Am Sonntagvormittag hatten wir Gelegenheit, uns Edinburgh anzusehen. Schon am frühen Nachmittag stand ein weiteres kleines Konzert auf dem Programm, diesmal in einer Mädchenschule. Außer dem BZO spielte Mango (das Jugendorchester von Da Capo Alba) und das Gitarrenensemble der Schule. Auch am Montagvormittag spielten wir in einer Schule, der Calderglen High School, vor ausgesprochen aufmerksamen, etwa 14-16jährigen SchülerInnen – natürlich alle in Schuluniform, was einen seltsamen Kontrast zum Orchester ergab, denn wir waren eher leger gekleidet. Besonders gut kam hier Niflheimers letzte Fahrt aus Christopher Grafschmidts Schattenreich an.

Neben Schattenreich und Capriccio umfasste das Programm Asturias von Isaac Albéniz, Battalia von Heinrich Ignaz Franz von Biber, die Sonate K 213 von Domenico Scarlatti und Salut d’amour von Edward Elgar. Als Zugabe spielten wir wahlweise Skabbalabaster von Christopher Grafschmidt, Intermezzo sinfonico von Pietro Mascagni oder aber (in Glasgow gemeinsam mit Da Capo Alba) Loch Lomond, eine Art schottische (National-)Hymne, bei der nicht nur das Orchester mitsang, sondern auch das Publikum. Dieses Programm wurde bei den Schulauftritten, die Barabara Pommerenke-Steel für uns organisiert hat, dem Anlass entsprechend gekürzt.

Am Montagnachmittag bekamen wir eine sehr abwechslungsreiche Führung durch Glasgow und hatten anschließend Zeit, uns auf eigene Faust in Glasgow umzusehen. An den beiden folgenden Tagen hatten wir keine musikalischen Verpflichtungen: Unser Bus brachte uns weiter nach Norden in die Highlands. Unterwegs besichtigten wir die Glengoyne Distillery und bekamen einen Einblick in die Whiskyproduktion, wir machten einen Stopp am Loch Lomond und besuchten Kilchum Castle im strömenden Regen. Am Mittwoch stand der Besuch des Küstenstädtchens Oban auf dem Programm. Unterwegs wurden wir nicht nur auf das Wunder der Falls of Lora aufmerksam gemacht: hier ändert sich zweimal täglich die Fließrichtung des Stromes, abhängig von den Gezeiten -, sondern besuchten auch Dunstaffnage Castle. In Oban lernten wir eine weitere Whisky Distille kennen, außerdem wurden wir von einem Spross der Familie durch Dunollie Castle geführt, das uns mit einem phantastischen Ausblick auf das Meer und die vorgelagerten Inseln überraschte.
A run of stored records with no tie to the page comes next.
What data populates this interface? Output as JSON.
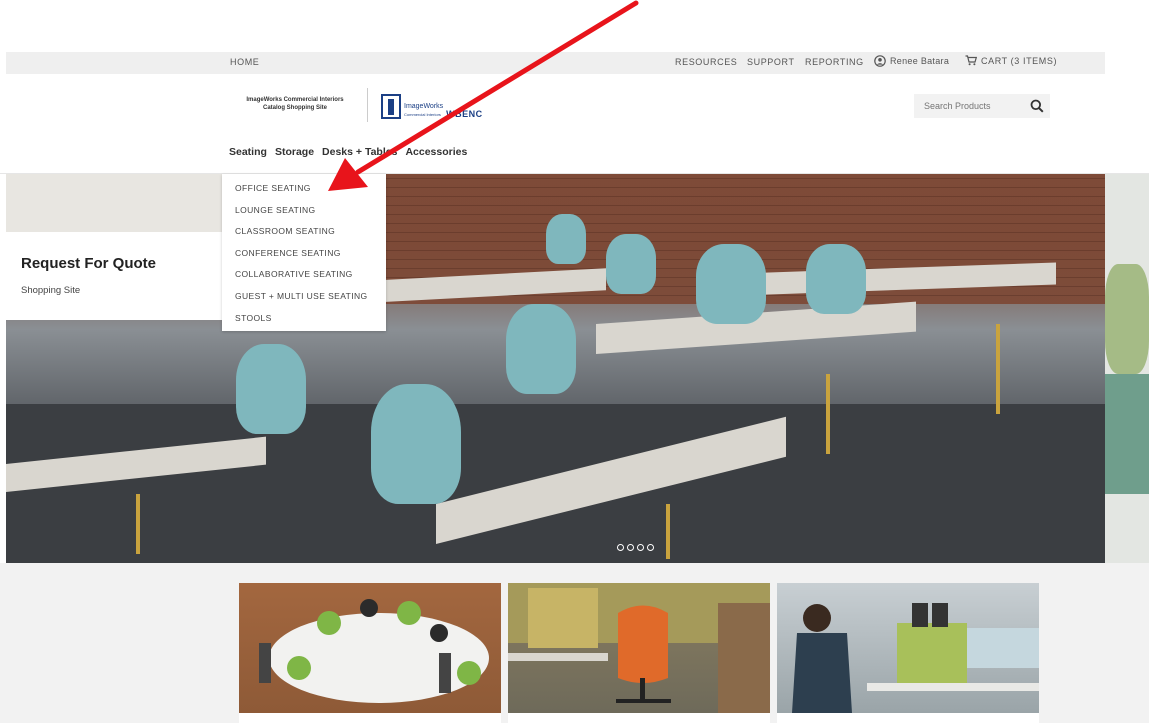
{
  "topbar": {
    "home": "HOME",
    "resources": "RESOURCES",
    "support": "SUPPORT",
    "reporting": "REPORTING",
    "user_name": "Renee Batara",
    "cart": "CART (3 ITEMS)"
  },
  "header": {
    "logo_line1": "ImageWorks Commercial Interiors",
    "logo_line2": "Catalog Shopping Site",
    "logo2_brand": "ImageWorks",
    "logo2_sub": "Commercial Interiors",
    "logo2_suffix": "WBENC"
  },
  "search": {
    "placeholder": "Search Products"
  },
  "nav": {
    "items": [
      "Seating",
      "Storage",
      "Desks + Tables",
      "Accessories"
    ]
  },
  "dropdown": {
    "items": [
      "OFFICE SEATING",
      "LOUNGE SEATING",
      "CLASSROOM SEATING",
      "CONFERENCE SEATING",
      "COLLABORATIVE SEATING",
      "GUEST + MULTI USE SEATING",
      "STOOLS"
    ]
  },
  "hero": {
    "title": "Request For Quote",
    "subtitle": "Shopping Site",
    "slide_count": 4
  },
  "colors": {
    "annotation_arrow": "#e8141b",
    "brand_blue": "#1b3f85"
  },
  "icons": {
    "user": "user-circle-icon",
    "cart": "cart-icon",
    "search": "search-icon"
  }
}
Am Donnerstag kehrten wir in den Südosten Schottlands nach Roslin zurück, wo wir viel Zeit zur Besichtigung der Rosslyn Chapel hatten, in der einige Szenen aus Dan Browns Da Vinci Code verfilmt wurden. Abends gaben wir gemeinsam mit dem Edinburgh Mandolin & Guitar Orchestra das letzte Konzert der Reise in der . Musikalisch war dies sicher der Höhepunkt der Reise. Wir spielten wieder vor einem wunderbaren Publikum, was das Orchester in nahezu euphorische Stimmung versetzte und dem Orchester ermöglichte, sich weiter zu steigern.

Alles in allem war es eine sehr gelungene Reise. Wir durften unsere schottischen Gastgeber als außerordentlich gastfreundlich erleben (in jeder Konzertpause gab es Kuchen und Tee, im Anschluss Berge von Sandwiches), die Schotten überhaupt als sehr freundlich. Für viele war es sicher auch eine höchst angenehme Überraschung, dass man in Schottland sehr gut essen kann, halten sich doch hartnäckige Gerüchte, was die Esskultur des Inselvolkes angeht.

Ganz großer Dank gebührt allen, die diese Reise organisiert und vorbereitet haben. Da sind zunächst Andrew Forrest aus Yorck, Barbara Pommerenke-Steel und Andrew Burnside vom EMGO zu nennen. Unser großer Dank gilt Gerhard Wetzel und Christopher Grafschmidt für die intensive, arbeitsreiche Vorbereitung. Er gilt dem Goetheinstitut München und Glasgow für die finanzielle Unterstützung. Christian Wernicke hat das Orchester wie immer souverän und einfühlsam geleitet. Schließlich sollen auch unsere Busfahrer Jürgen Trischan und Fadil Osmani nicht unerwähnt bleiben, die uns sicher durch halb Europa gefahren haben, die immer entspannt und gelassen waren, egal wie eng und kurvig die Sträßchen wurden, und im Notfall auch einige Straßenbauhütchen beiseite geräumt haben.